Możemy się poszczycić tym, że nasza parafia nie tylko organizuje pielgrzymki do polskich sanktuariów i zabytków kultury, ale także odwiedzamy ważne miejsca w Europie. W 2016 odbyła się pielgrzymka do Włoch, w 2017 do Grecji, w ubiegłym roku do największych sanktuariów Europy: Lourdes, La Salette, Santiago de Compostela i Fatimy. W tym roku byliśmy w Medjugorie, zwiedzając jednocześnie, Austrię, Słowenię, Bośni Hercegowinę Czarnogórę i Chorwację. Wyjechaliśmy z Bartoszyc 23 lipca o godzinie 4.20.W południe powitała nas Pani Jasnogórska. Modlitwa przed cudownym obrazem, Msza święta i prośby do naszej Mamy, aby nas strzegła podczas całej pielgrzymki. Nocleg w hotelu na terenie Czech w miejscowości Hodonin. Następnego dnia przejechaliśmy przez Wiedeń, a w godzinach południowych zatrzymaliśmy się w Chorwackiej „Częstochowie”, tzn. Narodowym Sanktuarium Chorwatów Maria Bystrica. Urokliwe miasteczko, gdzie jest czczona cudowna figura Matki Bożej z Dzieciątkiem. Pierwsza wzmianka dotycząca tego miejsca pochodzi z XIII wieku. W XIV wieku po najeździe Turków Osmańskich, proboszcz zakopuje figurę Matki Bożej po chórem. Po czterdziestu latach zostaje odnaleziona, ale w XVII wieku zostaje znowu zamurowana pod głównym ołtarzem z obawy przed najeźdźcami. W XIX wieku kościół spłonął doszczętnie i ocalała tylko ta cudowna figura Matki Bożej. Tu odprawiliśmy Mszę świętą i wyruszyliśmy w kierunku Sarajewa – stolicy Bośni – Hercegowiny. To najbardziej orientalna stolica Europy założona przez Turków Osmańskich w 1462 roku. Spotkanie dwóch religii – Chrześcijaństwa i Islamu. W tym mieście rozpoczęła się I Wojna Światowa, po zamachu na księcia Ferdynanda. Miasto nosi na sobie ślady po ostatniej wojnie, która doprowadziła do rozpadu Jugosławii. Jedziemy wzdłuż Riwiery Bośniackiej z biegiem rzeki Neretwy najdłuższej rzeki Bośni – Hercegowiny ( 273 km.) . Tworzy przełomy w górach Dynarskich i wpada do Adriatyku. Klimat śródziemnomorski i roślinność jak z bajki – palmy, daktylowce, mandarynki i oleandry, powiew wiatru od morza. Zatoki, i mnóstwo przystani gdzie cumują jachty, łodzie i motorówki. Temperatura powietrza bliska 40 stopni.

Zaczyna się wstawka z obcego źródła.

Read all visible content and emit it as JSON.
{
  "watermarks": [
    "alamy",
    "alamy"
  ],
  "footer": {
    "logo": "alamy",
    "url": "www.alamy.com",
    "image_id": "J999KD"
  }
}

Mostar, oczywiście idziemy na słynny most zbudowany w XVI wieku. Uległ całkowitemu zniszczeniu w 1993 roku. Odbudowano go po dziecięciu latach i ponownie łączy muzułmanów i chrześcijan mieszkających na przeciwległych brzegach. Widać ślady wojny, w której zginęło 60% ludności bośniackiej.

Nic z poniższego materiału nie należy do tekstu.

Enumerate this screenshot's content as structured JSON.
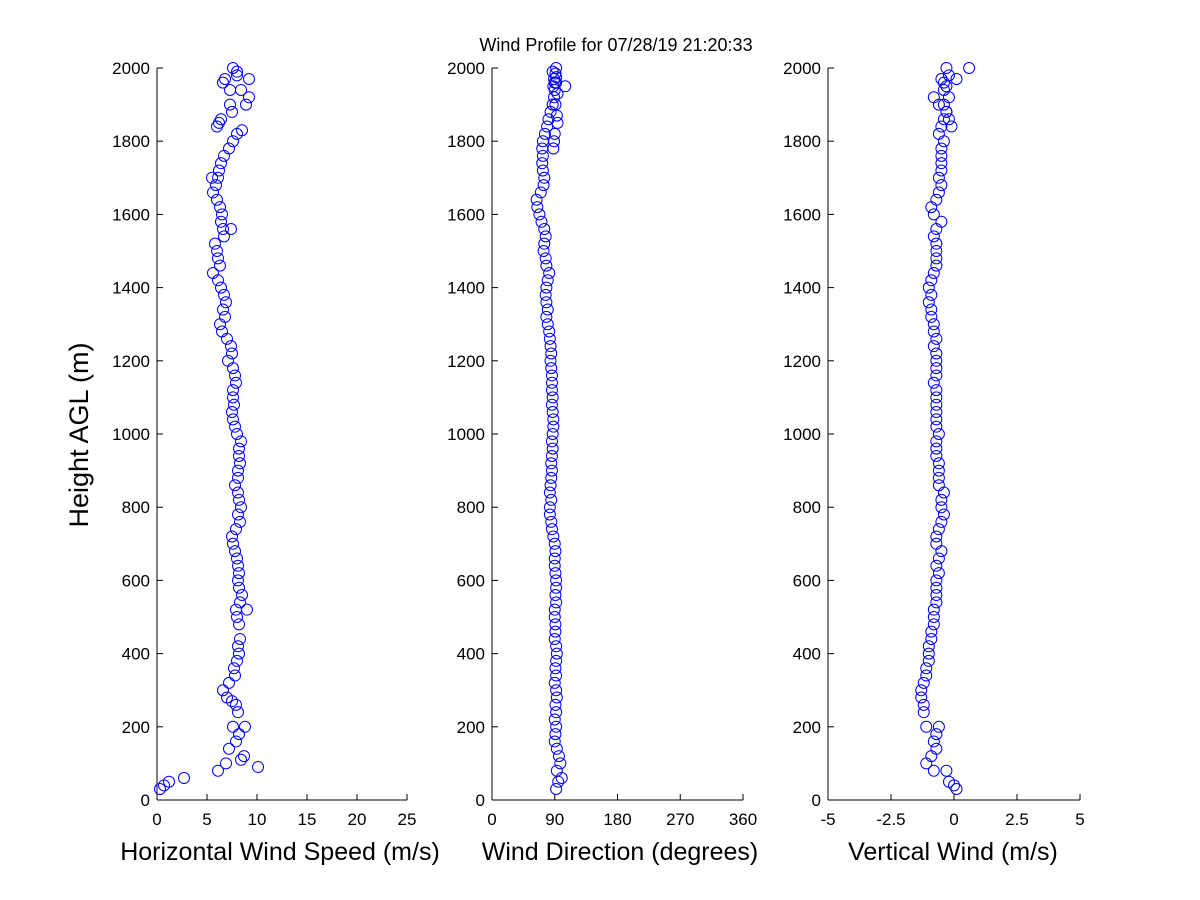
{
  "figure_title": "Wind Profile for  07/28/19 21:20:33",
  "shared_ylabel": "Height AGL (m)",
  "colors": {
    "marker": "#0000ff",
    "axis": "#000000",
    "background": "#ffffff"
  },
  "chart_data": [
    {
      "type": "scatter",
      "title": "",
      "xlabel": "Horizontal Wind Speed (m/s)",
      "ylabel": "Height AGL (m)",
      "xlim": [
        0,
        25
      ],
      "ylim": [
        0,
        2000
      ],
      "xticks": [
        "0",
        "5",
        "10",
        "15",
        "20",
        "25"
      ],
      "yticks": [
        "0",
        "200",
        "400",
        "600",
        "800",
        "1000",
        "1200",
        "1400",
        "1600",
        "1800",
        "2000"
      ],
      "grid": false,
      "marker": "open-circle",
      "series": [
        {
          "x": [
            0.3,
            0.7,
            1.2,
            2.7,
            6.1,
            6.9,
            8.4,
            10.1,
            7.2,
            8.7,
            8.2,
            7.6,
            7.9,
            8.1,
            8.8,
            7.9,
            7.5,
            7.0,
            6.6,
            7.2,
            7.8,
            7.7,
            8.0,
            8.2,
            8.1,
            8.3,
            8.2,
            8.0,
            7.9,
            8.3,
            9.0,
            8.5,
            8.2,
            8.1,
            8.2,
            8.1,
            8.0,
            7.8,
            7.6,
            7.5,
            7.9,
            8.3,
            8.1,
            8.4,
            8.2,
            8.1,
            7.8,
            8.1,
            8.1,
            8.3,
            8.2,
            8.2,
            8.4,
            8.0,
            7.8,
            7.6,
            7.5,
            7.7,
            7.6,
            7.6,
            7.9,
            7.8,
            7.6,
            7.1,
            7.5,
            7.4,
            7.0,
            6.5,
            6.3,
            6.8,
            6.6,
            6.9,
            6.7,
            6.4,
            6.1,
            5.6,
            6.3,
            6.1,
            6.0,
            5.8,
            6.7,
            7.4,
            6.6,
            6.4,
            6.5,
            6.3,
            6.0,
            5.6,
            5.9,
            6.1,
            5.5,
            6.2,
            6.4,
            6.7,
            7.2,
            7.6,
            8.0,
            8.5,
            6.0,
            6.2,
            6.4,
            7.5,
            8.9,
            9.2,
            7.3,
            8.4,
            6.6,
            7.3,
            8.0,
            9.2,
            8.0,
            7.6,
            6.8
          ],
          "y": [
            30,
            40,
            50,
            60,
            80,
            100,
            110,
            90,
            140,
            120,
            180,
            200,
            160,
            240,
            200,
            260,
            270,
            280,
            300,
            320,
            340,
            360,
            380,
            400,
            420,
            440,
            480,
            500,
            520,
            540,
            520,
            560,
            580,
            600,
            620,
            640,
            660,
            680,
            700,
            720,
            740,
            760,
            780,
            800,
            820,
            840,
            860,
            880,
            900,
            920,
            940,
            960,
            980,
            1000,
            1020,
            1040,
            1060,
            1080,
            1100,
            1120,
            1140,
            1160,
            1180,
            1200,
            1220,
            1240,
            1260,
            1280,
            1300,
            1320,
            1340,
            1360,
            1380,
            1400,
            1420,
            1440,
            1460,
            1480,
            1500,
            1520,
            1540,
            1560,
            1560,
            1580,
            1600,
            1620,
            1640,
            1660,
            1680,
            1700,
            1700,
            1720,
            1740,
            1760,
            1780,
            1800,
            1820,
            1830,
            1840,
            1850,
            1860,
            1880,
            1900,
            1920,
            1900,
            1940,
            1960,
            1940,
            1980,
            1970,
            1990,
            2000,
            1970
          ]
        }
      ]
    },
    {
      "type": "scatter",
      "title": "",
      "xlabel": "Wind Direction (degrees)",
      "ylabel": "",
      "xlim": [
        0,
        360
      ],
      "ylim": [
        0,
        2000
      ],
      "xticks": [
        "0",
        "90",
        "180",
        "270",
        "360"
      ],
      "yticks": [
        "0",
        "200",
        "400",
        "600",
        "800",
        "1000",
        "1200",
        "1400",
        "1600",
        "1800",
        "2000"
      ],
      "grid": false,
      "marker": "open-circle",
      "series": [
        {
          "x": [
            92,
            95,
            100,
            93,
            98,
            96,
            93,
            90,
            91,
            92,
            90,
            92,
            91,
            93,
            92,
            90,
            92,
            91,
            92,
            93,
            92,
            90,
            91,
            91,
            90,
            90,
            92,
            91,
            92,
            92,
            91,
            90,
            90,
            91,
            90,
            88,
            86,
            85,
            83,
            83,
            85,
            83,
            84,
            85,
            86,
            85,
            86,
            87,
            86,
            87,
            88,
            88,
            87,
            86,
            87,
            86,
            86,
            86,
            85,
            84,
            85,
            84,
            83,
            82,
            80,
            78,
            80,
            78,
            77,
            78,
            80,
            82,
            78,
            77,
            74,
            75,
            77,
            75,
            71,
            68,
            65,
            64,
            70,
            74,
            75,
            73,
            72,
            73,
            72,
            73,
            76,
            79,
            81,
            84,
            87,
            89,
            90,
            90,
            88,
            89,
            87,
            92,
            88,
            89,
            90,
            94,
            93,
            105,
            91,
            94,
            92,
            92,
            91
          ],
          "y": [
            30,
            50,
            60,
            80,
            100,
            120,
            140,
            160,
            180,
            200,
            220,
            240,
            260,
            280,
            300,
            320,
            340,
            360,
            380,
            400,
            420,
            440,
            460,
            480,
            500,
            520,
            540,
            560,
            580,
            600,
            620,
            640,
            660,
            680,
            700,
            720,
            740,
            760,
            780,
            800,
            820,
            840,
            860,
            880,
            900,
            920,
            940,
            960,
            980,
            1000,
            1020,
            1040,
            1060,
            1080,
            1100,
            1120,
            1140,
            1160,
            1180,
            1200,
            1220,
            1240,
            1260,
            1280,
            1300,
            1320,
            1340,
            1360,
            1380,
            1400,
            1420,
            1440,
            1460,
            1480,
            1500,
            1520,
            1540,
            1560,
            1580,
            1600,
            1620,
            1640,
            1660,
            1680,
            1700,
            1720,
            1740,
            1760,
            1780,
            1800,
            1820,
            1840,
            1860,
            1880,
            1900,
            1920,
            1940,
            1960,
            1950,
            1970,
            1990,
            2000,
            1780,
            1800,
            1820,
            1850,
            1870,
            1950,
            1900,
            1930,
            1960,
            1975,
            1985
          ]
        }
      ]
    },
    {
      "type": "scatter",
      "title": "",
      "xlabel": "Vertical Wind (m/s)",
      "ylabel": "",
      "xlim": [
        -5,
        5
      ],
      "ylim": [
        0,
        2000
      ],
      "xticks": [
        "-5",
        "-2.5",
        "0",
        "2.5",
        "5"
      ],
      "yticks": [
        "0",
        "200",
        "400",
        "600",
        "800",
        "1000",
        "1200",
        "1400",
        "1600",
        "1800",
        "2000"
      ],
      "grid": false,
      "marker": "open-circle",
      "series": [
        {
          "x": [
            0.1,
            0.0,
            -0.2,
            -0.3,
            -1.1,
            -0.8,
            -0.9,
            -0.7,
            -0.8,
            -0.7,
            -0.6,
            -1.1,
            -1.2,
            -1.2,
            -1.3,
            -1.3,
            -1.2,
            -1.1,
            -1.1,
            -1.0,
            -1.0,
            -1.0,
            -0.9,
            -0.9,
            -0.8,
            -0.8,
            -0.8,
            -0.7,
            -0.7,
            -0.7,
            -0.7,
            -0.6,
            -0.7,
            -0.6,
            -0.5,
            -0.7,
            -0.7,
            -0.6,
            -0.5,
            -0.4,
            -0.5,
            -0.5,
            -0.4,
            -0.6,
            -0.6,
            -0.6,
            -0.6,
            -0.7,
            -0.7,
            -0.7,
            -0.6,
            -0.7,
            -0.7,
            -0.7,
            -0.7,
            -0.7,
            -0.7,
            -0.8,
            -0.7,
            -0.7,
            -0.7,
            -0.7,
            -0.8,
            -0.7,
            -0.8,
            -0.8,
            -0.9,
            -0.9,
            -1.0,
            -0.9,
            -1.0,
            -0.9,
            -0.8,
            -0.7,
            -0.7,
            -0.7,
            -0.7,
            -0.8,
            -0.7,
            -0.5,
            -0.8,
            -0.9,
            -0.7,
            -0.6,
            -0.5,
            -0.6,
            -0.5,
            -0.5,
            -0.5,
            -0.5,
            -0.4,
            -0.6,
            -0.5,
            -0.4,
            -0.3,
            -0.6,
            -0.8,
            -0.4,
            -0.3,
            -0.4,
            -0.5,
            -0.2,
            -0.3,
            -0.1,
            -0.2,
            -0.3,
            -0.4,
            -0.2,
            0.1,
            0.6
          ],
          "y": [
            30,
            40,
            50,
            80,
            100,
            80,
            120,
            140,
            160,
            180,
            200,
            200,
            240,
            260,
            280,
            300,
            320,
            340,
            360,
            380,
            400,
            420,
            440,
            460,
            480,
            500,
            520,
            540,
            560,
            580,
            600,
            620,
            640,
            660,
            680,
            700,
            720,
            740,
            760,
            780,
            800,
            820,
            840,
            860,
            880,
            900,
            920,
            940,
            960,
            980,
            1000,
            1020,
            1040,
            1060,
            1080,
            1100,
            1120,
            1140,
            1160,
            1180,
            1200,
            1220,
            1240,
            1260,
            1280,
            1300,
            1320,
            1340,
            1360,
            1380,
            1400,
            1420,
            1440,
            1460,
            1480,
            1500,
            1520,
            1540,
            1560,
            1580,
            1600,
            1620,
            1640,
            1660,
            1680,
            1700,
            1720,
            1740,
            1760,
            1780,
            1800,
            1820,
            1840,
            1860,
            1880,
            1900,
            1920,
            1940,
            1950,
            1960,
            1970,
            1980,
            2000,
            1840,
            1860,
            1880,
            1900,
            1920,
            1970,
            2000
          ]
        }
      ]
    }
  ]
}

Medjugorie – cel naszego pielgrzymowania na terenie Bośni – Hercegowiny. To nie jest sanktuarium Matki Bożej, ale jest to miejsce zdarzeń, które jeszcze trwają. Przybywa tu rocznie blisko trzy miliony pielgrzymów z całego świata. Przed kościołem św. Jakuba znajduje się ogromny plac z ołtarzem polowym, gdzie każdego dnia o godzinie 19.00 odprawiana jest Msza święta poprzedzona różańcem. 24 czerwca 1981 roku na wzgórzu Pobrdo, szóstce dzieci ukazuje się kobieta z dzieckiem na rękach w blasku światła. Wzywa do nawrócenia, modlitwy, życia sakramentalnego.  Zdarzeniom towarzyszą zjawiska w postaci wirującego słońca. Wszystko to wymaga wielkiej rozwagi, którą kościół realizuje przez przemyślane działania. W Medjugorie przebywa Arcybiskup Henryk, Hoser delegat papieski, który mówi, że: Medjugorie to zjawisko, które można opisać w prostych słowach – modlitwa, cisza, post, spowiedź święta. Medjugorie to miejsce tysięcy nawróceń. Tu zrodziło się 700 powołań do kapłaństwa i życia zakonnego. Odprawiliśmy drogę krzyżową, uczestniczyliśmy we Mszy świętej sprawowanej przez 60 kapłanów przy udziale 2000 tysięcy pielgrzymów. Modliliśmy się za naszą parafię. O godzinie piątej rano udaliśmy się wzgórze gdzie miały miejsce nadprzyrodzone zdarzenia. Pokonując z trudem drogę na wysokości 300 metrów, krocząc po skałach odmówiliśmy różaniec. Wśród nas były dzieci i osoby w podeszłym wieku.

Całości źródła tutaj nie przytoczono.